Nous savions déjà que les blondes néo-féministes (auxquelles s’ajoutent toujours quelques autres femmes moins captées par les médias) étaient de Kyiv et se réfugiaient dans les pays de l’Union européenne. Surtout en France.

Nous savions déjà que leurs performances étaient très formatées. Elles prévoient l’arrivée des méchants, c’est-à-dire des policiers, qui les traînent sur le pavé comme si elles étaient des morceaux de gigot et les tabassent pour les punir de leurs slogans féministes et de leur nudité. Comme si une poitrine était plus scandaleuse qu’une énorme affiche de pub ou qu’une émission télé.

Toutefois, ce documentaire tourné par une femme australienne d’origine ukrainienne, Kitty Green, qui a passé un an avec elles, introduit deux nouveaux éléments importants pour la compréhension du phénomène.

« Les Femen doivent être guidées »

Le premier est Viktor Svitaski, fondateur et leader du groupe des Femen. C’est un homme aux méthodes brutales et manipulatrices qui donne des instructions à Sasha, à Oksana ou Anna, les filles que l’on voit le plus souvent dans les capitales de la planète suivre le même scénario et crier contre toute forme de patriarcat.

Viktor n’a pas spéculé ou gagné de l’argent, mais il a dirigé et donné des instructions au groupe de néo-féministes dans un régime dictatorial qui ne prévoit pas d’avenir pour les jeunes femmes, si ce n’est dans la prostitution à l’échelle internationale. C’est lui qui a suggéré des slogans pour leurs protestations, et suggéré où et quand les faire.

Il y a eu pas mal de rires dans la salle quand il explique :

« Les Femen sont fragiles, doivent être guidées. C’est vrai, je suis à la tête d’une organisation féministe contre le patriarcat, qui est contre le pouvoir des hommes dont je suis l’expression. C’est un paradoxe. Mais finalement, même Marx était un bourgeois qui a fait la guerre à la bourgeoisie. »

Les rues grises de Kyiv

L’autre élément nouveau est que nous voyons l’Ukraine et l’environnement dans lequel les jeunes féministes les plus médiatisées de la planète sont nées et ont vécu.

Nous voyons les rues grises de Kyiv, la neige grise mélangée au « smog ». Des personnes grises.

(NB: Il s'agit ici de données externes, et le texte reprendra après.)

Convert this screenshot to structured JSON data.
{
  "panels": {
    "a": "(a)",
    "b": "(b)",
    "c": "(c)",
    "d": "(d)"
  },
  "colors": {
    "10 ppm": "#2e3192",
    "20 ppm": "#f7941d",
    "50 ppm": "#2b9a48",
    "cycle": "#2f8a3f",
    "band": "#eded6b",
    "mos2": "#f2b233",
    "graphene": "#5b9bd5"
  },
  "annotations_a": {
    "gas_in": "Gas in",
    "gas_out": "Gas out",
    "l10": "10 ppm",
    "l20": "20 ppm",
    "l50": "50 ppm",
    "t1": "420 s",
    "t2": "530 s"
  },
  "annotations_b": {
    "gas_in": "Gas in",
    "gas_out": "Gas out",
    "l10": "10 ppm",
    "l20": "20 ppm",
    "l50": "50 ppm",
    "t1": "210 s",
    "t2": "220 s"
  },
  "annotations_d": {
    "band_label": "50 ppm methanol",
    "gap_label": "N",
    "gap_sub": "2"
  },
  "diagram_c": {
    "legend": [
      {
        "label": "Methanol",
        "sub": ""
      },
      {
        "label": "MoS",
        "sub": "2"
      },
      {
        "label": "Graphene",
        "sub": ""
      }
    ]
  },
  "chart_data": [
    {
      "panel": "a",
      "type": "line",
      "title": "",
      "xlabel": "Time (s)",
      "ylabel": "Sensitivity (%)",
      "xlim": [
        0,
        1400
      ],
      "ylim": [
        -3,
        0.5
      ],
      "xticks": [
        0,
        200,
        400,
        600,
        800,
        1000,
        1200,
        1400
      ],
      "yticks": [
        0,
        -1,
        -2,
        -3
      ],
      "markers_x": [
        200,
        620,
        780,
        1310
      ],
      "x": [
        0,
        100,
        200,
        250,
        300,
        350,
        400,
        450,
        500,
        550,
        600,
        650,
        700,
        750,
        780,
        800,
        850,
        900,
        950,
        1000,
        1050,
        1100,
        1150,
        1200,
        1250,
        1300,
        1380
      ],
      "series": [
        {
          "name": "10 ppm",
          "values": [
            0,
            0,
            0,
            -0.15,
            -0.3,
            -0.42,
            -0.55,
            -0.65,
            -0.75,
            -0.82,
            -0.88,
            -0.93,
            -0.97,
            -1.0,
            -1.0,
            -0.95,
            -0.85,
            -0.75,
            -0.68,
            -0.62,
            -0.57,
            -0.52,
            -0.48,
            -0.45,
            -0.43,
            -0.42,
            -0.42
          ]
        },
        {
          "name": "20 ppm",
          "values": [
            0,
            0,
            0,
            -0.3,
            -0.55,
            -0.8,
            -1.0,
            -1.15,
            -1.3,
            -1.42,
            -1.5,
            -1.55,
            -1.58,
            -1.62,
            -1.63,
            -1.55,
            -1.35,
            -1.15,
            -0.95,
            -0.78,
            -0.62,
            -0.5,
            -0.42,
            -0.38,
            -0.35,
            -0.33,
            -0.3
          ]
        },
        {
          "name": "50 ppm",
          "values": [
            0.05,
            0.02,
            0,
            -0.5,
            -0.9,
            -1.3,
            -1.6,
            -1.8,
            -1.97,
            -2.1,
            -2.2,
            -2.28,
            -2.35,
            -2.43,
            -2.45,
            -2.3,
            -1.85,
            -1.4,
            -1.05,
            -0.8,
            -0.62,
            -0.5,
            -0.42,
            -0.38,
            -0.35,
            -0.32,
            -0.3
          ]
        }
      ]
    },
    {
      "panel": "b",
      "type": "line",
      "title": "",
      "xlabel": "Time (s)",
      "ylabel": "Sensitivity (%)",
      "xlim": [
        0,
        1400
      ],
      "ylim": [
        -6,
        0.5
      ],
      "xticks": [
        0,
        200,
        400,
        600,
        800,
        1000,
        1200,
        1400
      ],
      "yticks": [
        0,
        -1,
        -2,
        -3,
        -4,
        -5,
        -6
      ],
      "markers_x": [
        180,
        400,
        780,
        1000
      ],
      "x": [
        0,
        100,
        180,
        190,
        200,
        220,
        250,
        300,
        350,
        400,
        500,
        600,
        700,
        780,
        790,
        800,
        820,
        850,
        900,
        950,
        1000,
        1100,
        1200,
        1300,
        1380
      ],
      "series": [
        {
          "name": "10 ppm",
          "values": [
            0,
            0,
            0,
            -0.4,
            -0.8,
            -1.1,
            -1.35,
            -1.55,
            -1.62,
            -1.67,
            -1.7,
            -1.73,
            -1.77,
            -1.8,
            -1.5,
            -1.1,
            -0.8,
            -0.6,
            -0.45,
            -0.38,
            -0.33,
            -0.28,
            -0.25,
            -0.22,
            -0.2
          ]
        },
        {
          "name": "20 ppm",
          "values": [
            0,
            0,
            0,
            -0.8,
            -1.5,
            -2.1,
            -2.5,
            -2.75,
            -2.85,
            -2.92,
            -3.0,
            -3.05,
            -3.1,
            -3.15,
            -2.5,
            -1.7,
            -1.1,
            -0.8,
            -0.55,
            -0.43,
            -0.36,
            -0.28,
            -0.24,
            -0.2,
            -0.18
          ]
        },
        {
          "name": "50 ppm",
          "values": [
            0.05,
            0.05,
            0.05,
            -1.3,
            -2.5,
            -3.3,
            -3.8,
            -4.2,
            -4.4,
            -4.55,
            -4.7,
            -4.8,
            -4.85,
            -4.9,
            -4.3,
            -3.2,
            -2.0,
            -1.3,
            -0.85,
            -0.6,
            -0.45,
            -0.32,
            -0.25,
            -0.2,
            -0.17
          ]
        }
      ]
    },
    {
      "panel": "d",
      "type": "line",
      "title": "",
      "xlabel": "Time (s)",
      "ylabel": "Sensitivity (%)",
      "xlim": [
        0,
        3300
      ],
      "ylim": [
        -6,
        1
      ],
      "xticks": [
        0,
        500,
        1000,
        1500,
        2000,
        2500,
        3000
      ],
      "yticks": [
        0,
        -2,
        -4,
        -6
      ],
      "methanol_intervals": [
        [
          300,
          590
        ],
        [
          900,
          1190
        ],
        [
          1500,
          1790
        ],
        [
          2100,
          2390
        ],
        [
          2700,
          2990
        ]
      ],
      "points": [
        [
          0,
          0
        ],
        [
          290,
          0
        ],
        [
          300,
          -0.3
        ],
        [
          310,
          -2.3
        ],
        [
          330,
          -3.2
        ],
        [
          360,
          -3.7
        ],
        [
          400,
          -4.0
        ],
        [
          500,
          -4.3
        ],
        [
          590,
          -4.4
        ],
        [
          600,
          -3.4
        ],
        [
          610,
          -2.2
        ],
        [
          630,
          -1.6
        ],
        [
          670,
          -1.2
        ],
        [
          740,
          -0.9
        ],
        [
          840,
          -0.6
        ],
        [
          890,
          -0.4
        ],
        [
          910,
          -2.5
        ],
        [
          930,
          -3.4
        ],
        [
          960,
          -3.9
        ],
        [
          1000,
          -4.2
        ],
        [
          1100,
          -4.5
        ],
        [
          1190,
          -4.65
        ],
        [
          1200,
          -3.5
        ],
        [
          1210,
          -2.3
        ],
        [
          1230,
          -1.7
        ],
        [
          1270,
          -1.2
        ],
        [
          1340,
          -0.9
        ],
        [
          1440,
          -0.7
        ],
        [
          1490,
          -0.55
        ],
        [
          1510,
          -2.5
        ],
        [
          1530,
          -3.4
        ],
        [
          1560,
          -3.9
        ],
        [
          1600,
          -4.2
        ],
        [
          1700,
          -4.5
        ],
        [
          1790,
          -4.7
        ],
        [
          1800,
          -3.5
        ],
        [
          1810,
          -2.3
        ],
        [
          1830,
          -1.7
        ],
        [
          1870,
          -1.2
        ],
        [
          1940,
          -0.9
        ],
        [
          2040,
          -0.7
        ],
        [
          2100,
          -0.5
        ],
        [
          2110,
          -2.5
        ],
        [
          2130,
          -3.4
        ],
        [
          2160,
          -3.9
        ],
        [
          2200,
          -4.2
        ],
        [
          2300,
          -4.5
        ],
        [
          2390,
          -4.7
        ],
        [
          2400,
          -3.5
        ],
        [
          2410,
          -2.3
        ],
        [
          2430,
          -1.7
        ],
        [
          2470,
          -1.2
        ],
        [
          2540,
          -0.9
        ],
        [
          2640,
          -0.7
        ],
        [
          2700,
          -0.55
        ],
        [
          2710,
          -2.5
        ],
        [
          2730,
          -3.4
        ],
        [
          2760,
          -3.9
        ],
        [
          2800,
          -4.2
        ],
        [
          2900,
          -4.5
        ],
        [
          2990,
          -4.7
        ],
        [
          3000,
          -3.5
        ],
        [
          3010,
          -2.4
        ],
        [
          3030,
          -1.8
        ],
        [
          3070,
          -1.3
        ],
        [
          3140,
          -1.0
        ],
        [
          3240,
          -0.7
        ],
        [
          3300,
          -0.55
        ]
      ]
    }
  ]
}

Les intérieurs ternes de leurs foyers avec les affiches des trois blondes, comme des héroïnes de BD.

Et puis nous les voyons toujours devant l’ordinateur, en train de tchatter sur ​Facebook, de parler sur Skype, faire des commentaires sur leurs performances de protestation comme des ados après des nuits folles en boîte. « Quand je me revois, j’ai du mal à penser que c’est moi », dit Irina.

Irina, qui a rejoint le mouvement, fait des « lap dances » dans une boîte de nuit, mais se dit heureuse d’avoir rencontré les Femen et de ne pas se faire entretenir par un vieil homme comme beaucoup de filles de son âge. Même si elle est la première à admettre vivre dans un grand paradoxe. Et elle le dit tout en montrant le ballet qu’elle offre à son public de mâles.

L’une d’entre elles s’est dissociée des Femen :

« Je me suis rendue compte que pour parler de féminisme, il serait nécessaire d’avoir peu plus d’arguments que de crier des slogans. »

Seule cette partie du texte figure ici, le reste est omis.